Integration is straightforward via the transformers library (pipeline tag image‑text‑to‑text) or via the provided Hugging Face demo for quick prototyping.

Training Details

LightOnOCR‑2‑1B was trained on a curated corpus of over 10 M document images, spanning PDFs, scanned receipts, forms, and LaTeX‑rich academic papers. The dataset includes multilingual text (EN, FR, DE, ES, IT, NL, PT, SV, DA, ZH, JA) and a dedicated subset for image‑bounding‑box supervision.

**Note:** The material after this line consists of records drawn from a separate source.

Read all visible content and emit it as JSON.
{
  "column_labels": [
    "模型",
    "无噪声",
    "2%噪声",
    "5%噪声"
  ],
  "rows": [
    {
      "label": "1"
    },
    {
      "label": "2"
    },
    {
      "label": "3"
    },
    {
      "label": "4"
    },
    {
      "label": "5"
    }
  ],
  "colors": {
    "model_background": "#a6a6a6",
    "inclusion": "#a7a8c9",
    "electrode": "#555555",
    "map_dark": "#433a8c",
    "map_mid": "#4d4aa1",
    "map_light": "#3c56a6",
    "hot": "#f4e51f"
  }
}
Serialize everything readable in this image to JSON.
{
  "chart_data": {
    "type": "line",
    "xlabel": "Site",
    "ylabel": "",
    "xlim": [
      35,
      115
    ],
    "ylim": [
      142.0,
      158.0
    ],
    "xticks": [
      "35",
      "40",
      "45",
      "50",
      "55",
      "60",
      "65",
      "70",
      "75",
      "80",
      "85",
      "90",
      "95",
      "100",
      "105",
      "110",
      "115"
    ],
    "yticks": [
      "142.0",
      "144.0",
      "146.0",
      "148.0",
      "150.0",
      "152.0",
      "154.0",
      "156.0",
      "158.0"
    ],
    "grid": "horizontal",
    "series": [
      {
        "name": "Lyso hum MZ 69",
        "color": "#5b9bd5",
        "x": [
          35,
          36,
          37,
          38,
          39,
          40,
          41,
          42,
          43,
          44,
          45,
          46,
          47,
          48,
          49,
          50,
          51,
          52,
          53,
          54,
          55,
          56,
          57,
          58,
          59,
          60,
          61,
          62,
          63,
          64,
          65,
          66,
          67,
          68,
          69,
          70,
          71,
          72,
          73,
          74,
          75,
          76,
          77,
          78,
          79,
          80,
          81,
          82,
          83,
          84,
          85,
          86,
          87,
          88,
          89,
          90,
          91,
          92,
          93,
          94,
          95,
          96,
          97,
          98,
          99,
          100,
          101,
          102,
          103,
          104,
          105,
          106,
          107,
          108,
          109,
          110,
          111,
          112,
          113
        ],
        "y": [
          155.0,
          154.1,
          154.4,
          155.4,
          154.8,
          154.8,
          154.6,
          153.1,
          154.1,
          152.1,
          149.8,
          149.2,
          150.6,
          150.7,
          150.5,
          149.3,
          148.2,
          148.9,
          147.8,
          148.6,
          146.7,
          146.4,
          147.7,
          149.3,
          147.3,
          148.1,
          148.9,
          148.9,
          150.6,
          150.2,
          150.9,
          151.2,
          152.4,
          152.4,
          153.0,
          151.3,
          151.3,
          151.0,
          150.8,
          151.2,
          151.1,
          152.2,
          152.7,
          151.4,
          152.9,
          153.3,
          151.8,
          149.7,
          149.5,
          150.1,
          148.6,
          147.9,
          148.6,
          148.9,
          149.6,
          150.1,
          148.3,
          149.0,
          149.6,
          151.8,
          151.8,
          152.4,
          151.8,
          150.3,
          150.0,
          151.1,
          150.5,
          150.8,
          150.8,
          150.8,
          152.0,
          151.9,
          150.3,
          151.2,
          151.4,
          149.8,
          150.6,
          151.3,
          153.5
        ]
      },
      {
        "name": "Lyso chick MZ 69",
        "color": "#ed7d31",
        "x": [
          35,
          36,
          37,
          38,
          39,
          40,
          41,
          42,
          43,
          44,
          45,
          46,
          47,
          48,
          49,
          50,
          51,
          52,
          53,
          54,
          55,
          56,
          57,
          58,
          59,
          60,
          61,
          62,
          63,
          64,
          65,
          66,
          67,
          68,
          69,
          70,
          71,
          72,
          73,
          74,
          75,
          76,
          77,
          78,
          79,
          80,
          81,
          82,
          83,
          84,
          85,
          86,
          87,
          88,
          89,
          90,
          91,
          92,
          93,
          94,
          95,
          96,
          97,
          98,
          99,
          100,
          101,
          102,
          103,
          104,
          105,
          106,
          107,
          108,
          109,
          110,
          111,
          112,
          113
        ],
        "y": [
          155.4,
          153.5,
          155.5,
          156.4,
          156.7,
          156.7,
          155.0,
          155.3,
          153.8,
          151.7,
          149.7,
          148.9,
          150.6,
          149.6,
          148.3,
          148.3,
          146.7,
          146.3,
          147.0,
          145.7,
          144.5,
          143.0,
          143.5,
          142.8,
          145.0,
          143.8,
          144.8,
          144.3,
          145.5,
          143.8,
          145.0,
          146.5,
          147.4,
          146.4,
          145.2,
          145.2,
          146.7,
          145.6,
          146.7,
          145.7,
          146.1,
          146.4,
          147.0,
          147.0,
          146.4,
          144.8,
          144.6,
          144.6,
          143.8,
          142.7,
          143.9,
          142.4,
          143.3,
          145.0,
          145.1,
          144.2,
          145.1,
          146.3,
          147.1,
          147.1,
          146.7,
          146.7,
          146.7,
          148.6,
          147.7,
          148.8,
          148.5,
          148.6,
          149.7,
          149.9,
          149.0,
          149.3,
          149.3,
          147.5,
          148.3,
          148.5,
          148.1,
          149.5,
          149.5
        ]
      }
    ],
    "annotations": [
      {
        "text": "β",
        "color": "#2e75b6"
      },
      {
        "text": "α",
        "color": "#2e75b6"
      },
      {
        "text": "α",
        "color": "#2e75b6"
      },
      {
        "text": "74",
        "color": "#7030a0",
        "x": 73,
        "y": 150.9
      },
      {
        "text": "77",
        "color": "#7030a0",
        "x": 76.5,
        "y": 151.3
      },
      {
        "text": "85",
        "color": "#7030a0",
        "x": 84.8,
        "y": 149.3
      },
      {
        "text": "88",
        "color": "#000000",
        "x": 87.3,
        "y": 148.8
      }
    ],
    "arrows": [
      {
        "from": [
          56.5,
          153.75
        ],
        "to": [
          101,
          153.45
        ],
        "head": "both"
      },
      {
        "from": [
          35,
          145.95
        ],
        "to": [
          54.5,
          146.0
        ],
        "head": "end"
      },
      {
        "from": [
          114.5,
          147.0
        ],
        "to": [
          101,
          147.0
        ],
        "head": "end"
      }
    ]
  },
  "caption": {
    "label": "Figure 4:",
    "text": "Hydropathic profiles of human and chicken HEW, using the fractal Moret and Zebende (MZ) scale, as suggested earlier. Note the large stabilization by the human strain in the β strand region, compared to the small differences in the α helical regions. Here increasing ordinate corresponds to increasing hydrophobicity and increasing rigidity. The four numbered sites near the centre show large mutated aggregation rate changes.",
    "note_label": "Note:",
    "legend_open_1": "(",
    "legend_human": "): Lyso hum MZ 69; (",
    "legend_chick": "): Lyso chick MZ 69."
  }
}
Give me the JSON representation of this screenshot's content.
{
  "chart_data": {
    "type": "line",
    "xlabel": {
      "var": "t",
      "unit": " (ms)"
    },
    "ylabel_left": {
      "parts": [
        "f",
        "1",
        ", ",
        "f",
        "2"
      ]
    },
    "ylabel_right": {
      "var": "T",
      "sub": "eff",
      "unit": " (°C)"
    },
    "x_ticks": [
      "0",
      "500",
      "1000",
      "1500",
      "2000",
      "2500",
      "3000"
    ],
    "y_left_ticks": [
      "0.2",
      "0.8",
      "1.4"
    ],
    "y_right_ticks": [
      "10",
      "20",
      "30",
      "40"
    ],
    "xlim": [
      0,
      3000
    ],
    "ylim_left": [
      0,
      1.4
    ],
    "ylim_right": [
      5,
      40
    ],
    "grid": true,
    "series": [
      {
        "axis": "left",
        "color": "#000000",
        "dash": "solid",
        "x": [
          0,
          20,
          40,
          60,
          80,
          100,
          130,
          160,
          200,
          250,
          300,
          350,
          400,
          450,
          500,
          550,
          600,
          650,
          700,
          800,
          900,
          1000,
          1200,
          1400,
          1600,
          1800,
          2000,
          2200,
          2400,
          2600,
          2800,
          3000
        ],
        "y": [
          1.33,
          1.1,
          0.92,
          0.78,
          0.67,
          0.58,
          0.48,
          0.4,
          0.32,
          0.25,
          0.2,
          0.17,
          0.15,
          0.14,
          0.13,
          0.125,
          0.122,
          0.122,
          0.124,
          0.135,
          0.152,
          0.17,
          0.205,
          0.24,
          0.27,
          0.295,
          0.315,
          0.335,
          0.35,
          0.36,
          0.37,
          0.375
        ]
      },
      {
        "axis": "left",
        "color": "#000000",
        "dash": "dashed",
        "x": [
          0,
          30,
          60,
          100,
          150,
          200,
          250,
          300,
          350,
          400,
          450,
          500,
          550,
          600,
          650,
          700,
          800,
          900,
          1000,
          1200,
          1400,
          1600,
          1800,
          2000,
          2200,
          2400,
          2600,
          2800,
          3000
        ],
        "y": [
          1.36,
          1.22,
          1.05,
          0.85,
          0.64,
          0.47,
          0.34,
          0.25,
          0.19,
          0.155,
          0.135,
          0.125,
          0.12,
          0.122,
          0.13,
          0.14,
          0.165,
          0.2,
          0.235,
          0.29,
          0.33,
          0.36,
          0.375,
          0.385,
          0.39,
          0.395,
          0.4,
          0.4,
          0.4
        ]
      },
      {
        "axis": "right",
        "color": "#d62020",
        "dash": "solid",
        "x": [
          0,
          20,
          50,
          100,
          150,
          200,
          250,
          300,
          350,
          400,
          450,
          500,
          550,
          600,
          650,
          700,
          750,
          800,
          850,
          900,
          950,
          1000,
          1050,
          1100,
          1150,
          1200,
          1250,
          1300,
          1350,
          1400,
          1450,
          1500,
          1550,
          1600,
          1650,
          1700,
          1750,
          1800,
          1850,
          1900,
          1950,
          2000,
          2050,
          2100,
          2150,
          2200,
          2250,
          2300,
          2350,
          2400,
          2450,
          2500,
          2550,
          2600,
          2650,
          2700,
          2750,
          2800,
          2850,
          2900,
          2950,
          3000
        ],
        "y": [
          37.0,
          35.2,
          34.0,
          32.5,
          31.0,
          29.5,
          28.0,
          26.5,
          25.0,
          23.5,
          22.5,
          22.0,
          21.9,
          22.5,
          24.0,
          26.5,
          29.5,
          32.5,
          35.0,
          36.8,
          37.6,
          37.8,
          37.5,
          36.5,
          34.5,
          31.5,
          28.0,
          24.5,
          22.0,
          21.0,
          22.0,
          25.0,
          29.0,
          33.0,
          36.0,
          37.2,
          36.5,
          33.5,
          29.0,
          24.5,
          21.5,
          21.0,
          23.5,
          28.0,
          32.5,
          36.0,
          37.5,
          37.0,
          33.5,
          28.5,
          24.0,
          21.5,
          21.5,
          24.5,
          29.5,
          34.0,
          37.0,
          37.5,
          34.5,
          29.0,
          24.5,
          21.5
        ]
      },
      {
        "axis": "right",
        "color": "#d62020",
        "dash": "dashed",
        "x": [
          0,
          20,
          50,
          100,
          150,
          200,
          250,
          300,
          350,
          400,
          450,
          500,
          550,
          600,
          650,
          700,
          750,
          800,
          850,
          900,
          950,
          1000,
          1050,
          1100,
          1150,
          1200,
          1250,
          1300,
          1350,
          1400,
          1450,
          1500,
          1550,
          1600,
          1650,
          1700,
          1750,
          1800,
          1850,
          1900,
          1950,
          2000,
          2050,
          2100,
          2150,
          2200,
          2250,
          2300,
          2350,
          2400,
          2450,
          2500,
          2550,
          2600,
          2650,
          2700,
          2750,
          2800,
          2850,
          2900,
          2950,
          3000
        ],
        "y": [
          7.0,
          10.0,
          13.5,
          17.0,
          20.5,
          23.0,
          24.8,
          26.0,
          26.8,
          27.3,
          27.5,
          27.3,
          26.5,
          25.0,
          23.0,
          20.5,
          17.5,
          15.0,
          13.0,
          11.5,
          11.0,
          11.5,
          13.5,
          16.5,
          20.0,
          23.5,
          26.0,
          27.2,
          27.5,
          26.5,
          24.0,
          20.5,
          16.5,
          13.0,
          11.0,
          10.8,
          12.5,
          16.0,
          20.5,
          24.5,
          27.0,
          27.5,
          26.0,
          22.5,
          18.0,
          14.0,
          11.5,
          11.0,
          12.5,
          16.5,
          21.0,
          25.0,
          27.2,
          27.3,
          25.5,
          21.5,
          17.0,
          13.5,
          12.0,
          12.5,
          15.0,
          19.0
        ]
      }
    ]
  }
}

  • Training methodology: A two‑stage process – first a supervised pre‑training on image‑text pairs, followed by RLVR (Reinforcement Learning with Visual Rewards) that optimises layout‑aware token ordering.
  • Compute: Trained on a cluster of 8 × NVIDIA A100‑40 GB GPUs for ~3 weeks, consuming ~1.5 M GPU‑hours.
  • Fine‑tuning: The ‑base variants are released without RLVR fine‑tuning, making them ideal for custom domain adaptation via standard Hugging Face Trainer loops.
  • Normalization: Text is lower‑cased, Unicode‑NFKC normalised, and LaTeX symbols are rendered into plain Unicode where possible.

Licensing Information

The model card lists the license as apache‑2.0 under the license field, yet the overall repository tag shows license: unknown. In practice, the Apache 2.0 licence governs the model weights and associated code, which means:

  • Free to use commercially – you may integrate the model into paid services, SaaS products, or on‑premise solutions.
  • Modification allowed – you can fine‑tune, prune, or re‑export the model under your own terms.
  • ⚠️ Attribution required – you must retain the original copyright notice and provide a copy of the Apache 2.0 licence in your distribution.
  • ⚠️ Patent grant – the licence includes a patent‑use clause, protecting downstream users from patent litigation on the contributed technology.

If a downstream user wishes to redistribute the model (e.g., on a hardware appliance), they must also include the Apache 2.0 licence file and any relevant NOTICE statements. No additional royalties or fees are imposed.